Cela dit, nous considérons qu’il est très souhaitable de doter une édition génétique de transcriptions pour les trois raisons suivantes: 1) dans les cas des manuscrits d’écrivains, souvent mal calligraphiés, la transcription diplomatique ou linéarisée est une ‘stratégie de facilitation’, un instrument qui permet un accès plus confortable au texte, même s’il ne dispense pas du recours ou fac-similé pour appréhender les éléments graphiques (tracé, disposition de l’écriture sur la page, dessins, etc.) qui peuvent contribuer à expliquer la genèse; 2) l’existence d’une transcription linéarisée permet d’exploiter toutes les possibilités de recherche textuelle, depuis la simple recherche de mots jusqu’aux recherches sémantiques de type linguistique, génétique ou autre, surtout dans le cas où le texte transcrit a été balisé de manière appropriée; 3) d’un point de vue théorique il me semble souhaitable que, en plus du fac-similé et d’une transcription diplomatique, l’édition génétique offre également non seulement une transcription linéarisée, mais un véritable texte critique.
As already discovered by Huitfeldt and Sperberg-McQueen (2008, 296) the term transcription has been used to denote both an act (the act of transcribing) and also ‘the product of that act, that is, a document‘, or even ‘the relationship between documents – one document may be said to be a transcription of another document’. This ambiguity has lead to some confusion in the literature.
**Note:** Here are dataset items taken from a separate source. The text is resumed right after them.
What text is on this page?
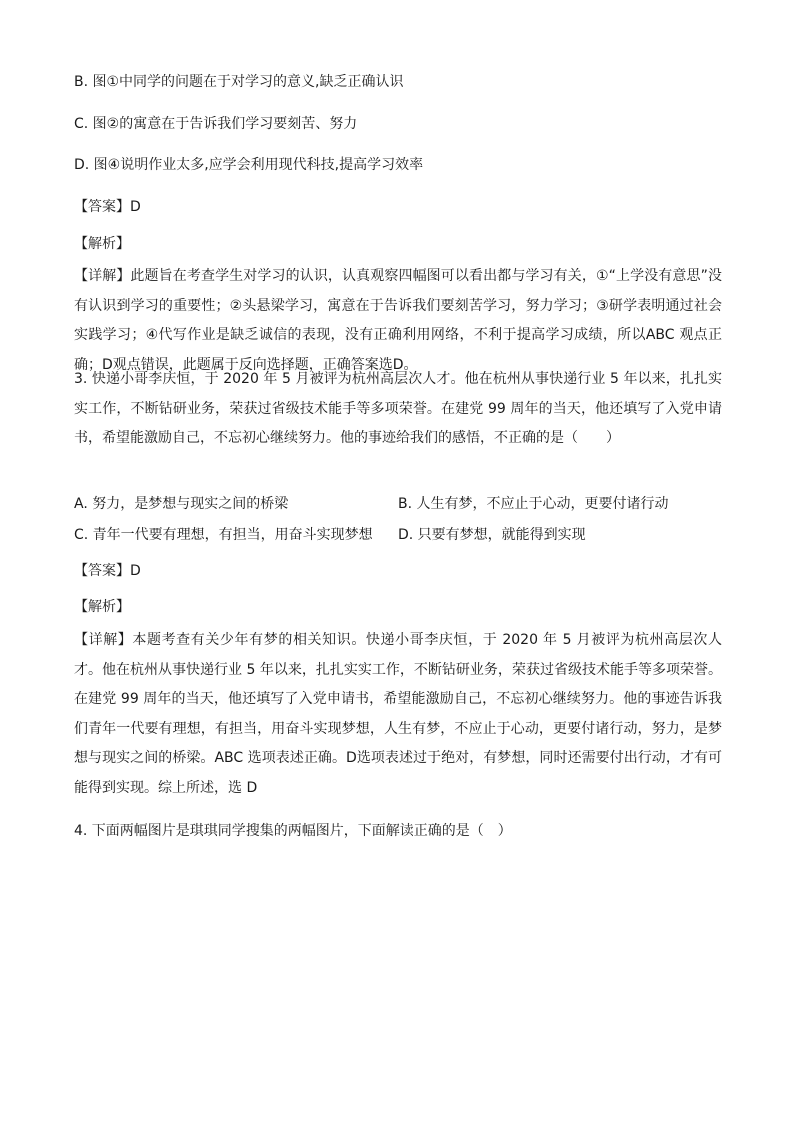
B. 图①中同学的问题在于对学习的意义,缺乏正确认识
C. 图②的寓意在于告诉我们学习要刻苦、努力
D. 图④说明作业太多,应学会利用现代科技,提高学习效率
【答案】D
【解析】
【详解】此题旨在考查学生对学习的认识，认真观察四幅图可以看出都与学习有关，①“上学没有意思”没有认识到学习的重要性；②头悬梁学习，寓意在于告诉我们要刻苦学习，努力学习；③研学表明通过社会实践学习；④代写作业是缺乏诚信的表现，没有正确利用网络，不利于提高学习成绩，所以ABC 观点正确；D观点错误，此题属于反向选择题，正确答案选D。
3. 快递小哥李庆恒，于 2020 年 5 月被评为杭州高层次人才。他在杭州从事快递行业 5 年以来，扎扎实实工作，不断钻研业务，荣获过省级技术能手等多项荣誉。在建党 99 周年的当天，他还填写了入党申请书，希望能激励自己，不忘初心继续努力。他的事迹给我们的感悟，不正确的是（　　）
A. 努力，是梦想与现实之间的桥梁	B. 人生有梦，不应止于心动，更要付诸行动
C. 青年一代要有理想，有担当，用奋斗实现梦想 D. 只要有梦想，就能得到实现
【答案】D
【解析】
【详解】本题考查有关少年有梦的相关知识。快递小哥李庆恒，于 2020 年 5 月被评为杭州高层次人才。他在杭州从事快递行业 5 年以来，扎扎实实工作，不断钻研业务，荣获过省级技术能手等多项荣誉。在建党 99 周年的当天，他还填写了入党申请书，希望能激励自己，不忘初心继续努力。他的事迹告诉我们青年一代要有理想，有担当，用奋斗实现梦想，人生有梦，不应止于心动，更要付诸行动，努力，是梦想与现实之间的桥梁。ABC 选项表述正确。D选项表述过于绝对，有梦想，同时还需要付出行动，才有可能得到实现。综上所述，选 D
4. 下面两幅图片是琪琪同学搜集的两幅图片，下面解读正确的是（　）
Meulen and Tanselle (1999) have used the word transcription in opposition to critical text as possible parts of an edition (203). Similarly Gabler (2007) seems to imply that transcriptions and diplomatic editions are the same thing, speaking as he does of ‘diplomatic transcription‘ (204). In contrast, it is argued here that the terms transcription and diplomatic edition identify two different objects: one a derivative document that holds a relationship with the transcribed document, and the other a formal (public) presentation of such a derivative document. The editor will first transcribe a primary source, thereby creating a transcription; this transcription will be corrected, proofread, annotated, and then prepared for publication. Once published, this new object will become a diplomatic edition. The two products will possibly contain the same text, but while the first will be a private product, the latter will be a publicly published one. These two objects therefore represent two different stages of the same editorial process, although the first can exist without the second.
The documentary edition differs from transcription in the sense that a documentary edition is meant to be publicly distributed, while a transcription represents the private first stage of the editorial work; a transcription can become a documentary edition in the moment its creator (the editor) decides it is accurate enough and follows accepted scholarly conventions well enough to be distributed publicly.